Les Européens doivent redécouvrir et défendre la vertu de leur projet

Aspect essentiel de tout le chapitre, M. Minc se pose en « Européen obsessionnel », attaché avec ferveur à la dynamique d’intégration de l’Union. C’est heureux car l’affectivité, l’appropriation et la détermination sont bien des éléments sans lesquels, quoiqu’en disent régulièrement certains haut-fonctionnaires mettant en exergue telle ou telle difficulté technique d’un dossier, le projet européen ne peut progresser. « Mon nationalisme », affirme-t-il, « est européen » ; il a « tous les traits du nationalisme classique : la fierté, les partis pris, les raccourcis injustes, le sentiment que l’Europe représente un modèle inégalé et sous-estimé, le désir de la voir découvrir sa grandeur, sa supériorité, sa réussite ». Cet état d’esprit pousse logiquement l’auteur à illustrer l’exceptionnel acquis de notre continent.
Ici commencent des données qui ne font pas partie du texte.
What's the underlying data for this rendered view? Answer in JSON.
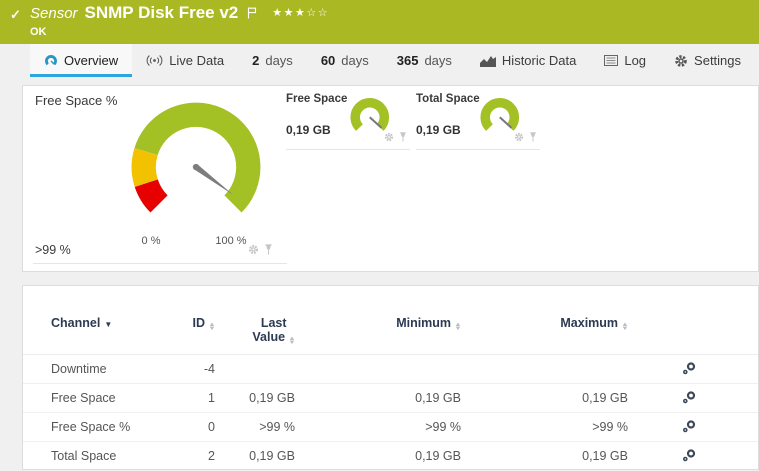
{
  "colors": {
    "accent_blue": "#2da5dd",
    "ok_green": "#aab923",
    "gauge_green": "#a3c024",
    "gauge_yellow": "#f2c100",
    "gauge_red": "#e60000",
    "needle_gray": "#7d7d7d"
  },
  "icons": {
    "check": "✓",
    "stars_filled": "★★★",
    "stars_empty": "☆☆",
    "sort_asc": "▲",
    "sort_desc": "▼",
    "channel_caret": "▼"
  },
  "header": {
    "kind": "Sensor",
    "title": "SNMP Disk Free v2",
    "status": "OK"
  },
  "tabs": {
    "overview": "Overview",
    "live_data": "Live Data",
    "d2_num": "2",
    "d2_label": "days",
    "d60_num": "60",
    "d60_label": "days",
    "d365_num": "365",
    "d365_label": "days",
    "historic": "Historic Data",
    "log": "Log",
    "settings": "Settings"
  },
  "gauges": {
    "primary": {
      "title": "Free Space %",
      "value": ">99 %",
      "min_label": "0 %",
      "max_label": "100 %"
    },
    "free": {
      "title": "Free Space",
      "value": "0,19 GB"
    },
    "total": {
      "title": "Total Space",
      "value": "0,19 GB"
    }
  },
  "table": {
    "headers": {
      "channel": "Channel",
      "id": "ID",
      "last1": "Last",
      "last2": "Value",
      "min": "Minimum",
      "max": "Maximum"
    },
    "rows": [
      {
        "channel": "Downtime",
        "id": "-4",
        "last": "",
        "min": "",
        "max": ""
      },
      {
        "channel": "Free Space",
        "id": "1",
        "last": "0,19 GB",
        "min": "0,19 GB",
        "max": "0,19 GB"
      },
      {
        "channel": "Free Space %",
        "id": "0",
        "last": ">99 %",
        "min": ">99 %",
        "max": ">99 %"
      },
      {
        "channel": "Total Space",
        "id": "2",
        "last": "0,19 GB",
        "min": "0,19 GB",
        "max": "0,19 GB"
      }
    ]
  }
}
L’Europe est, en premier lieu, l’espace le plus libre et le plus démocratique au monde[2]. Selon M. Minc, cet atout résulte de la mutation américaine et de l’alchimie européenne. D’un côté, les Etats-Unis sont « de plus en plus un pays-monde, un syncrétisme de la planète entière, de sorte que leurs valeurs, leur vision de l’univers extérieur, leurs comportements s’éloignent du modèle occidental traditionnel ». De l’autre, l’Europe est « une mécanique faite de règles de droit et de jurisprudence, d’alignement sur la norme la plus libérale (dans) l’espace le plus respectueux des individus et le plus tolérant ». Il suffit, pour s’en convaincre, d’observer une diversité d’indicateurs (les atteintes à « l’habeas corpus », la peine de mort, la liberté des mœurs, la place de la religion ou du social) qui rappellent tous notre grande civilité[3].

Les Européens doivent transformer cette réalité en fierté, et s’affirmer comme un exemple pour le reste du monde qui nous regarde, c’est très juste, trop souvent comme « une terre de liberté, de bien être, de mollesse, sans avenir ni destin ». Ils peuvent aussi être fiers de leurs succès institutionnels et économiques. Malgré tous leurs défauts, les institutions européennes fonctionnent, notamment dans l’urgence (pensons aux différents épisodes de gestion de la crise grecque et aux avancées de la période…), et le font mieux que celles de Washington[4]. Enfin, les Européens ont initié des chantiers politiques exemplaires (l’Euro, l’espace Schengen) poutres-maîtresses du modèle d’intégration régionale le plus abouti au monde abritant, en outre, une économie sociale de marché équilibrée.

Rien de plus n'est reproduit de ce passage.